Earlier this week, The Atlantic published an amusing piece by Molly Ball tracking a few members of Third Way, a center-left think tank, on their “post-election listening tour.” See if you can spot the flaws in their assumptions:
The trip was predicated on the optimistic notion that if Americans would only listen to each other, they would find more that united than divided them. This notion — the idea that, beyond our polarized politics, lies a middle, or third, path on which most can come together in agreement — is Third Way’s raison d’etre. It is premised on the idea that partisanship is bad, consensus is good, and that most Americans would like to meet in the middle.
This is classic, well-meaning liberalism: Bring people together, explore common concerns, and emerge with a (liberal) consensus. People don’t like division, the thinking goes. They want unity.

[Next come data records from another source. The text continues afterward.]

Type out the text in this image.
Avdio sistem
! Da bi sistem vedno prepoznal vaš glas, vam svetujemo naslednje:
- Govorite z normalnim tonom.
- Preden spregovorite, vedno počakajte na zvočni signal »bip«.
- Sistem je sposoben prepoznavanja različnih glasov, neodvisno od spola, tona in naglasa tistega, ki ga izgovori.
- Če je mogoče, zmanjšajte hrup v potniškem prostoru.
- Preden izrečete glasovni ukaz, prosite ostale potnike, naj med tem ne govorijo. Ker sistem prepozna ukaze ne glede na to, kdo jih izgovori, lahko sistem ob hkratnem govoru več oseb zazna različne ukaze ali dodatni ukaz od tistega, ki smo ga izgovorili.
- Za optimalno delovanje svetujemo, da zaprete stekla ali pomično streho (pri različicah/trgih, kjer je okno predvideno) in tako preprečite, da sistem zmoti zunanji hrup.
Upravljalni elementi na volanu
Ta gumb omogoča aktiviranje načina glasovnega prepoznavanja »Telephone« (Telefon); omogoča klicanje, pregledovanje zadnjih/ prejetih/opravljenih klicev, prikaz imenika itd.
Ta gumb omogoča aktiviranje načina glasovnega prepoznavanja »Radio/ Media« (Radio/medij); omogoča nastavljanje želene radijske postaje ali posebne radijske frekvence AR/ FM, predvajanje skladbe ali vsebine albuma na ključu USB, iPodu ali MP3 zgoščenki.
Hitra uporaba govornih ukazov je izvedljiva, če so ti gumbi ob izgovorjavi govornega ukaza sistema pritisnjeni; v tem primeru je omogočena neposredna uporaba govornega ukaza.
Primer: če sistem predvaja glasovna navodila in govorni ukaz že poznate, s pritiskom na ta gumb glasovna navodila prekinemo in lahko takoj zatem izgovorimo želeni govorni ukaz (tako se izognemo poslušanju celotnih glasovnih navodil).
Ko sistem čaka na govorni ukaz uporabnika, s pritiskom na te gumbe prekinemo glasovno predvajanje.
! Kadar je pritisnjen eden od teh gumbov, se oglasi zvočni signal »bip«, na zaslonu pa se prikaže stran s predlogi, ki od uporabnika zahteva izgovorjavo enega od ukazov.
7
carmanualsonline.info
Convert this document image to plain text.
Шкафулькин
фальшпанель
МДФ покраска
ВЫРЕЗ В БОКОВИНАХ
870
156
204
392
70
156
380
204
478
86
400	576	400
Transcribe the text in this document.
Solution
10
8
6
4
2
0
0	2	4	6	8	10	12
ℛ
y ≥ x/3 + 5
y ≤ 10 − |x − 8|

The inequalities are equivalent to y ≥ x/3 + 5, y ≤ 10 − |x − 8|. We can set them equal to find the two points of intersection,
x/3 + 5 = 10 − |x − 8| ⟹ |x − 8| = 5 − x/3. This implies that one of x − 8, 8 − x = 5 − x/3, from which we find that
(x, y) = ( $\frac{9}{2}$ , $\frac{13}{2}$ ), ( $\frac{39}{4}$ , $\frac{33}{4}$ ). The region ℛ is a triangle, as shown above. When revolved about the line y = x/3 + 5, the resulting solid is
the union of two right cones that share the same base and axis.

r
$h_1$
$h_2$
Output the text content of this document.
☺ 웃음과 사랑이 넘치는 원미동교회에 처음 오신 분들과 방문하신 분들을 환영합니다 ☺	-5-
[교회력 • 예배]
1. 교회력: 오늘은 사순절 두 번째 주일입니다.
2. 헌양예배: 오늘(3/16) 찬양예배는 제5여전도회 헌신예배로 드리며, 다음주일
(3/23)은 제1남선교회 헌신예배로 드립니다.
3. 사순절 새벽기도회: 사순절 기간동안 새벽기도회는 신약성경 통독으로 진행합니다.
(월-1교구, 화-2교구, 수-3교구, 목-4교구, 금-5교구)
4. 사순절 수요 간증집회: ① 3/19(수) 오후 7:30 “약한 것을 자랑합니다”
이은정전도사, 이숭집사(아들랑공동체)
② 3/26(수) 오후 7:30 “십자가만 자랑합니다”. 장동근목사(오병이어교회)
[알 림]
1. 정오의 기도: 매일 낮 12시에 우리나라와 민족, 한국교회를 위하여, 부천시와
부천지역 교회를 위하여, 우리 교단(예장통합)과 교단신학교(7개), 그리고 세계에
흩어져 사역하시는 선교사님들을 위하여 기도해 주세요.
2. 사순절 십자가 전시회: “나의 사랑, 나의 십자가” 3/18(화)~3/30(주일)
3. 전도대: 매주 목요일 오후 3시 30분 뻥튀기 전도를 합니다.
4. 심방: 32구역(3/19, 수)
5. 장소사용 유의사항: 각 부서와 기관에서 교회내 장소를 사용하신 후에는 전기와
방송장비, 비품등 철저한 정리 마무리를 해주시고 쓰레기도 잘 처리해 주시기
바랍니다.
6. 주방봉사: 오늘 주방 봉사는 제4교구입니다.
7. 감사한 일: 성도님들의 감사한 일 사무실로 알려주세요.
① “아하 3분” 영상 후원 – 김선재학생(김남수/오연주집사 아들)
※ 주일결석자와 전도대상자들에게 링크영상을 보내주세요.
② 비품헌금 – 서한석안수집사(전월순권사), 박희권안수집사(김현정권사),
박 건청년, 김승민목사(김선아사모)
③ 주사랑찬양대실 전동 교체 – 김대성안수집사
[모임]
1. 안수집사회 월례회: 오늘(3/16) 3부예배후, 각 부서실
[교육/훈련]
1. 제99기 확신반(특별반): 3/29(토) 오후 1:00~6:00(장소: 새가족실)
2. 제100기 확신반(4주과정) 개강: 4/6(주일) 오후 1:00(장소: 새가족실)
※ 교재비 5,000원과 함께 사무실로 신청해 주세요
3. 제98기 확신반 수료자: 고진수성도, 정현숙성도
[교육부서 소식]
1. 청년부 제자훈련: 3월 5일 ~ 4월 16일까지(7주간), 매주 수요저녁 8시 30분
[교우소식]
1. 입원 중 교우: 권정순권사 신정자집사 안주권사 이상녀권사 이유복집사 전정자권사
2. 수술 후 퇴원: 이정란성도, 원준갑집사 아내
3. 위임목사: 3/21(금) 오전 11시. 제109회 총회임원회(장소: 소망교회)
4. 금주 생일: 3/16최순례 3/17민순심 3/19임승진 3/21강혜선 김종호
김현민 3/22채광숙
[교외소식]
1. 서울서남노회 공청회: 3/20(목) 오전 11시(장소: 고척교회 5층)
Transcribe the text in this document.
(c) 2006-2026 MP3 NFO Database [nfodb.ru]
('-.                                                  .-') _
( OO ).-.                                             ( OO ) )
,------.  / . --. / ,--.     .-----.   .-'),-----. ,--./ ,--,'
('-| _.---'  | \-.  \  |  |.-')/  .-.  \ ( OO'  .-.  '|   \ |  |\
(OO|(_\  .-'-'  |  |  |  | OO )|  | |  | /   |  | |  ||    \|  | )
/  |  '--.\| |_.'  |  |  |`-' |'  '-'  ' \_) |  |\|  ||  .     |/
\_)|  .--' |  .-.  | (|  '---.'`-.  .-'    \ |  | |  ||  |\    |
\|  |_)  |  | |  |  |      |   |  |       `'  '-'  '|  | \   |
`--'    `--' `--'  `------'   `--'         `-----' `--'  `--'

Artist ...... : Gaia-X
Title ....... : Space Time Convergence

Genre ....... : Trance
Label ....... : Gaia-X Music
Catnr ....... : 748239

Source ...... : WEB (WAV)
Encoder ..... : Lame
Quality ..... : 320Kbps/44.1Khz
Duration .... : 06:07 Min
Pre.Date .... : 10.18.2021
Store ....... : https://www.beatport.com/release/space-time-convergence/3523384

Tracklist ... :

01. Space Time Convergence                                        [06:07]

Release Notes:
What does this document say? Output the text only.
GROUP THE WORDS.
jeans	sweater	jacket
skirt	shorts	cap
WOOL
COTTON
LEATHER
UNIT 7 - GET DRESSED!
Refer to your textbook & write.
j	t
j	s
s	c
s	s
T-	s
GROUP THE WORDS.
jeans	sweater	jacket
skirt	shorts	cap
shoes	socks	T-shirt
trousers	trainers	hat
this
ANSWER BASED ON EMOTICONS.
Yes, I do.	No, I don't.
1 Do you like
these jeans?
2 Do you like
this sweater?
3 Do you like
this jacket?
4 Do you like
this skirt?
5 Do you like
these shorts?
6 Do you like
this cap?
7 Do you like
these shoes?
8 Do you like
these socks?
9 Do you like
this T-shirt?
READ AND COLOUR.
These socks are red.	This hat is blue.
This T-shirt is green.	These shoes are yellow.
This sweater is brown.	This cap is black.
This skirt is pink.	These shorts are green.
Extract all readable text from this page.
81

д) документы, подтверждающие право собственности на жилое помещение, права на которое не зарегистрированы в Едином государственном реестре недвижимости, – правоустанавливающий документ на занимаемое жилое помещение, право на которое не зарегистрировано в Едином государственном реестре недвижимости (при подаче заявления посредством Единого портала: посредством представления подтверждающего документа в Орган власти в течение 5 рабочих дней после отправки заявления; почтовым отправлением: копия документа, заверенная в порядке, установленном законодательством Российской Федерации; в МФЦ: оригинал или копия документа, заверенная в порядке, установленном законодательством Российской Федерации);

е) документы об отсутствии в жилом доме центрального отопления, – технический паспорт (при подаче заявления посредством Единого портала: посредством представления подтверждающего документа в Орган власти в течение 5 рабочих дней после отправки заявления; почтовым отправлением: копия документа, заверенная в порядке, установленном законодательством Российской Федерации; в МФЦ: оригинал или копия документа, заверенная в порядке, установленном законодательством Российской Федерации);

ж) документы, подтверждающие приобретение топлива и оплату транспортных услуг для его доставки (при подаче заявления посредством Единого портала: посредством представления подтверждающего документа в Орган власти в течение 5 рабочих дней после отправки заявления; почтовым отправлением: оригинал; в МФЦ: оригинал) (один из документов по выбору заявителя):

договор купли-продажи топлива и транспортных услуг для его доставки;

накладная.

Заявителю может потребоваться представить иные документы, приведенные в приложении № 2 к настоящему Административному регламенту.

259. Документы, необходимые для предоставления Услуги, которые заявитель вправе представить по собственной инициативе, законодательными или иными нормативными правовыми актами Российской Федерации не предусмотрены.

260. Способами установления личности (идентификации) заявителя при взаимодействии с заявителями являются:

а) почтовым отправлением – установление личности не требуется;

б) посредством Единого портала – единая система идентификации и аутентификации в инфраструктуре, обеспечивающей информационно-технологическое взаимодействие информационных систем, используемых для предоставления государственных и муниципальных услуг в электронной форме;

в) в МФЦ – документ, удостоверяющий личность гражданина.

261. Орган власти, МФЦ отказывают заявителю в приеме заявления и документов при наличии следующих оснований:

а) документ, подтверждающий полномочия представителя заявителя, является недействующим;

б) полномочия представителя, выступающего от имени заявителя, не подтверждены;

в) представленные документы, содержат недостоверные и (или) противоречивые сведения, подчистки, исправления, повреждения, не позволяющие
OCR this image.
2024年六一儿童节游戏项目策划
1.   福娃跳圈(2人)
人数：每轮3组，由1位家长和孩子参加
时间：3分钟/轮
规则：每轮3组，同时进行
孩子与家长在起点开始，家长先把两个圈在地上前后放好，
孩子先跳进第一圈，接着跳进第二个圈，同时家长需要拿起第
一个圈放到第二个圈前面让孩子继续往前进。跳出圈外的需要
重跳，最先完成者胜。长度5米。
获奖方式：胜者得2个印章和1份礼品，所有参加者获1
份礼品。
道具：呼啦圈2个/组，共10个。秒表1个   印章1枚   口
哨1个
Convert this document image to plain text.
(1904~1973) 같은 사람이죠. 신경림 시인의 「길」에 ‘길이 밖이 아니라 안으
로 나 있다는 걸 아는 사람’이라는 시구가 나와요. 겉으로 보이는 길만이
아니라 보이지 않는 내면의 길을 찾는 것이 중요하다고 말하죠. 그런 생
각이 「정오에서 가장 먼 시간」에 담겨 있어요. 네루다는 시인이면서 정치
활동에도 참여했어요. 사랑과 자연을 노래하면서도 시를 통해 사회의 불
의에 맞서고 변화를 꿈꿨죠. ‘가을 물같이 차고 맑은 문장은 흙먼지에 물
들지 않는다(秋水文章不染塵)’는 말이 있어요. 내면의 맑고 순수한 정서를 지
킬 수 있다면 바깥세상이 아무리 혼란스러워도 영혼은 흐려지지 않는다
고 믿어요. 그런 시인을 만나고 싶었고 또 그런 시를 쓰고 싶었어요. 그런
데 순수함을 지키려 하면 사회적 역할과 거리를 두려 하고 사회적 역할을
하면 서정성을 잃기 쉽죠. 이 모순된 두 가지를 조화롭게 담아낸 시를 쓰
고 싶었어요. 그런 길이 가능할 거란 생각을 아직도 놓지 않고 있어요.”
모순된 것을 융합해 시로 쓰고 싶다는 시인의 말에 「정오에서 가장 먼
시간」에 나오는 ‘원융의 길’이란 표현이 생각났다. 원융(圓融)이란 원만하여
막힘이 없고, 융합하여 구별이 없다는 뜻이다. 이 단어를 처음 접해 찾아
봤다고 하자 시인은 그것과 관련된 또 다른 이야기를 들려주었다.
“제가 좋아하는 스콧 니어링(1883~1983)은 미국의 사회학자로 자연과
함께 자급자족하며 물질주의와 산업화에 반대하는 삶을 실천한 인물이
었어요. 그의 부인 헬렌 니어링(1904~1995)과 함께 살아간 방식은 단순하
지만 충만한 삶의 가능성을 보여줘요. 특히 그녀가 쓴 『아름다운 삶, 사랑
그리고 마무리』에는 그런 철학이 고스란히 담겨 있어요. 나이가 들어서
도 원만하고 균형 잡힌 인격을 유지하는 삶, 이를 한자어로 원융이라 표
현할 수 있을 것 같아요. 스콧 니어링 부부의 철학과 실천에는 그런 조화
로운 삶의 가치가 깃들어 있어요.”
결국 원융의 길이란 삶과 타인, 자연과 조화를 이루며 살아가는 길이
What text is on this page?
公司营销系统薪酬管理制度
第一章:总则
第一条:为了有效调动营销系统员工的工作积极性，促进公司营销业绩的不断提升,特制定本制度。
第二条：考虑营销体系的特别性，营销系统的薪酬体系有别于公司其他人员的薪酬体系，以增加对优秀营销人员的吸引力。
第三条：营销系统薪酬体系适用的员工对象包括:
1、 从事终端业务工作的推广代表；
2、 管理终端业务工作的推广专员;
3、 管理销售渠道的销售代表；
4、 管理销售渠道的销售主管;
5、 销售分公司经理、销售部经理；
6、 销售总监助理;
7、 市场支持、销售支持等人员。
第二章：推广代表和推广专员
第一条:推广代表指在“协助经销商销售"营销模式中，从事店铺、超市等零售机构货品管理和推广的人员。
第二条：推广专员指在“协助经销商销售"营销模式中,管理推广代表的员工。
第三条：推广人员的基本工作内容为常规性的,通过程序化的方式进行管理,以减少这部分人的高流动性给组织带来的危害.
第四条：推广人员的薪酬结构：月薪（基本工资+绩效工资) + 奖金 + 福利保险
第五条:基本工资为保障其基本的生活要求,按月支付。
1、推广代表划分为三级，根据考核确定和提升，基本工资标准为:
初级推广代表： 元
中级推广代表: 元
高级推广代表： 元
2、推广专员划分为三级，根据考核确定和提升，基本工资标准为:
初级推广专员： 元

Or, maybe not. It turns out that most folks think their beliefs are fine and opposing beliefs are bad. Virtually the only thing everyone agrees upon is that Millennials are annoying:
Disdain for the young, in particular, was a constant, across demographic, socio-economic, and generational lines: Even young people complained about young people. “They don’t want to do the work, and they always feel like they’re being picked on,” a recent graduate of a technical school in Chippewa Falls said of his fellow Millennials.
It’s hard to build national political movements out of the idea that young Americans are entitled and selfish. You have to have something more. Yet time and again, the good folks at Third Way found that people simply “didn’t want to get along.” As one of the researchers said, “There’s an, I don’t know, blue-sky part of me that was like, ‘I’m going to go traveling around the country and see that we’re more about commonalities than differences, that we’re more about our desire to be together than to be separate.’ And I’m not saying that isn’t true. I’m just saying every once in a while it gets kicked in the ass.”